Torna indietro

Controcopertina "Un anno nel campo di prigionia",’incontro con Jan Van Beusekom Racconto di un medico olandese ex-deportato ai ragazzi di Marciana Marina

Scritto da : Elena Maestrini
Pubblicato in data : sabato, 20 febbraio 2010

“Un buco di dolore nella sua vita”, “una ferita dolorosa, ma anche un’avventura fortunata”, “mi ha colpito il suo coraggio”. Così alcuni studenti della scuola media di Marciana Marina hanno commentato l’incontro con Jan Van Beusekom, medico olandese, prigioniero per un anno in un campo di concentramento nazista nei Paesi Bassi. Statura imponente, occhi di un azzurro liquido, mani lunghe e magre. Jan, 86 anni portati con eleganza, ha raccontato a scuola, per oltre un’ora, la sua esperienza di giovane deportato. “Avevo 20 anni, studiavo medicina, ero figlio di un’Ebrea e appartenevo ad un gruppo di resistenza antinazista.
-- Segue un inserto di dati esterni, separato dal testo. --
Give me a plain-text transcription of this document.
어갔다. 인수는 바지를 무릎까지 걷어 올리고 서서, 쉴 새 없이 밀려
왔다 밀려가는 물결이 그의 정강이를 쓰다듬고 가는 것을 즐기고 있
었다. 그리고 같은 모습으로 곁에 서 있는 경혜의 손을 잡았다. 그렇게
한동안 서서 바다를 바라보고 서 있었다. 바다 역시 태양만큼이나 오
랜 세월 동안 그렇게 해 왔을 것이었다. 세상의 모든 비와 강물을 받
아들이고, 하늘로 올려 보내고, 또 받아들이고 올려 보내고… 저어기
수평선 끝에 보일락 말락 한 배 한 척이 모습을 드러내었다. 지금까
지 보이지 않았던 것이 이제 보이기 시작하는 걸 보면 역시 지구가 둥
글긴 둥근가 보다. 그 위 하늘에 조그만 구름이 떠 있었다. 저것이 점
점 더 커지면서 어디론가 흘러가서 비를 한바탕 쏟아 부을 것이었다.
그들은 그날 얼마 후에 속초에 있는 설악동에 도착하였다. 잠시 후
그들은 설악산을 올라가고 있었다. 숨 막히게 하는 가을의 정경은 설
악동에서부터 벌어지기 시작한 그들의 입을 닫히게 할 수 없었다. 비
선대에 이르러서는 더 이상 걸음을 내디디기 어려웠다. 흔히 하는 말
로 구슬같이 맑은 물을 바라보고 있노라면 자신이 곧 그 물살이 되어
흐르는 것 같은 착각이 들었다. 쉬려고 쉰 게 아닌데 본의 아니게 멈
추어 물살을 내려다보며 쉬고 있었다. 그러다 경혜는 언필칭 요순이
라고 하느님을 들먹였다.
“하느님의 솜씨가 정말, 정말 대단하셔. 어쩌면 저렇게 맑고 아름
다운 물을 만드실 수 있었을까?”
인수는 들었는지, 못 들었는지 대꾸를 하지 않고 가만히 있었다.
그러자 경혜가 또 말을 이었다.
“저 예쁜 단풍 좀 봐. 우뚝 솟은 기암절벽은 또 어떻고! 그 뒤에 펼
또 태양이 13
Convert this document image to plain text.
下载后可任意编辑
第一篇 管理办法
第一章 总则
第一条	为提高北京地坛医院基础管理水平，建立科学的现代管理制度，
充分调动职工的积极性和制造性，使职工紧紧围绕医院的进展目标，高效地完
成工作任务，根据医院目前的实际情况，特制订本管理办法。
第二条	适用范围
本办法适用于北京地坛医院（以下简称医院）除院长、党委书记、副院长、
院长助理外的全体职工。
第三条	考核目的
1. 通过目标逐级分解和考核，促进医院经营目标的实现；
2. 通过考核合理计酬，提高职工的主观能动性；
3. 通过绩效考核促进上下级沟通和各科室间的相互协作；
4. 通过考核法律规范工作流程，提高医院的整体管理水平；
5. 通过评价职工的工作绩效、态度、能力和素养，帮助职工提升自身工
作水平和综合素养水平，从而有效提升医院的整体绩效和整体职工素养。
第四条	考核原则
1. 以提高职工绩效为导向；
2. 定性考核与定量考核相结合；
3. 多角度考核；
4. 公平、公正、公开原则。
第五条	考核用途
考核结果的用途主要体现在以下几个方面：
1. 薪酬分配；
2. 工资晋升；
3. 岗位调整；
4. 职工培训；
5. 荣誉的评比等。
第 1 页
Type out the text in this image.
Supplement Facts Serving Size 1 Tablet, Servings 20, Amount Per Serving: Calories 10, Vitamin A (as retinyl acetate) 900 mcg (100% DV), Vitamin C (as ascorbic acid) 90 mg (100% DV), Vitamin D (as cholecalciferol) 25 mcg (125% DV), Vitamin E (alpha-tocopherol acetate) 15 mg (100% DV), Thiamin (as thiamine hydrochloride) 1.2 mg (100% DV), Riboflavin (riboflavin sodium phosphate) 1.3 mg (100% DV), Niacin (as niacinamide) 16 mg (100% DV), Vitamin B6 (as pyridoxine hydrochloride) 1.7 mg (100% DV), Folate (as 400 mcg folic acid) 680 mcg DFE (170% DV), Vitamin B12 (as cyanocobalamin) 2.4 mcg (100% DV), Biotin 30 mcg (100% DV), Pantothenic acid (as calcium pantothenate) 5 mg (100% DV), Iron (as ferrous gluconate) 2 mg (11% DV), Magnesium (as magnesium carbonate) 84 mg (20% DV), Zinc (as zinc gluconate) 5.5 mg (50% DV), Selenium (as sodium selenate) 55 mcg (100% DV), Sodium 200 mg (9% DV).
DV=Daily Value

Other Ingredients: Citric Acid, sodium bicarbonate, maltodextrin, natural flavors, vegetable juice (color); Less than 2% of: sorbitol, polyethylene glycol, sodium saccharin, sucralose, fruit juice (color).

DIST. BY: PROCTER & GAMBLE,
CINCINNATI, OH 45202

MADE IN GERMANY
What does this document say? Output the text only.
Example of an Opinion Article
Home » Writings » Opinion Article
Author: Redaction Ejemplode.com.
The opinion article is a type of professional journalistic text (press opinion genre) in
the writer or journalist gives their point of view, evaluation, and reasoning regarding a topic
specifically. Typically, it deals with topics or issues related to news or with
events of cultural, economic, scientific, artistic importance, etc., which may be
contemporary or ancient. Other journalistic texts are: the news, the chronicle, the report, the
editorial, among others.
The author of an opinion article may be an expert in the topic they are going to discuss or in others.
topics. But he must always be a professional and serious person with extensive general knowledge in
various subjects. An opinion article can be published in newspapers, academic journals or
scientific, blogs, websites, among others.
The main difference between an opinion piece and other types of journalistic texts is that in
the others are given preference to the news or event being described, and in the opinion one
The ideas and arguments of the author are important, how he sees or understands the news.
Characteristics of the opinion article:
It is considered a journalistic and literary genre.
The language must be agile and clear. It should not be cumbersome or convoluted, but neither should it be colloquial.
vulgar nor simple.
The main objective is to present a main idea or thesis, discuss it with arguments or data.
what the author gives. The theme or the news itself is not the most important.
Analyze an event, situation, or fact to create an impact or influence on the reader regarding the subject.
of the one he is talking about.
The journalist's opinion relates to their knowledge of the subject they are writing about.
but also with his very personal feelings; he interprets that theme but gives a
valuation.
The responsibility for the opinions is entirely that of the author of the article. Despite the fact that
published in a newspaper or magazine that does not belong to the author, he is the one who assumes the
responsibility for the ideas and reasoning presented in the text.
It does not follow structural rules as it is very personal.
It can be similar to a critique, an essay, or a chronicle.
Avevo nascosto due miei amici ebrei, ma li scoprirono e li presero. Presero anche me, mi rinchiusero in prigione, e mi mandarono al campo di smistamento”. Il racconto di Jan si dipana su due binari. Quello della grande storia, dell’Europa in fiamme avvelenata dall’odio razziale, e quello della sua esperienza personale, un misto di dolore e solidarietà umana. Nella sua avventura i ragazzi hanno ritrovato alcuni tratti degli autori letti e studiati a scuola: “dormivamo in 400 sulla paglia”. Un frammento di Levi si è acceso quando qualcuno gli ha chiesto che cosa avesse conservato di oggetti personali durante la prigionia: “soltanto i miei ricordi”. "E' stato anche un momento in cui ho stretto amicizie importanti, in mezzo alle difficoltà il bisogno di aiutarsi diventa più forte". Un incontro intenso che ha avvicinato due mondi tanto diversi. Da una parte Jan, una generazione segnata dalla guerra e dal coraggio di ricostruire un mondo nuovo, dall’altra gli adolescenti che si affacciano alla vita con il loro fagotto di oggetti superflui e incertezze. Una cultura nordeuropea e una mediterranea, quest'ultima condizionata dall’isolamento del mare, che per un pomeriggio si sono fissate negli occhi. Jan si è salvato perché si è ammalato. I tedeschi non volevano epidemie nel campo. “Per loro non ero un criminale toppo pericoloso, perciò invece di uccidermi mi hanno liberato”. Parla della sua malattia in termini di riconoscenza. In mezzo al male assoluto, anche la tubercolosi può diventare un bene.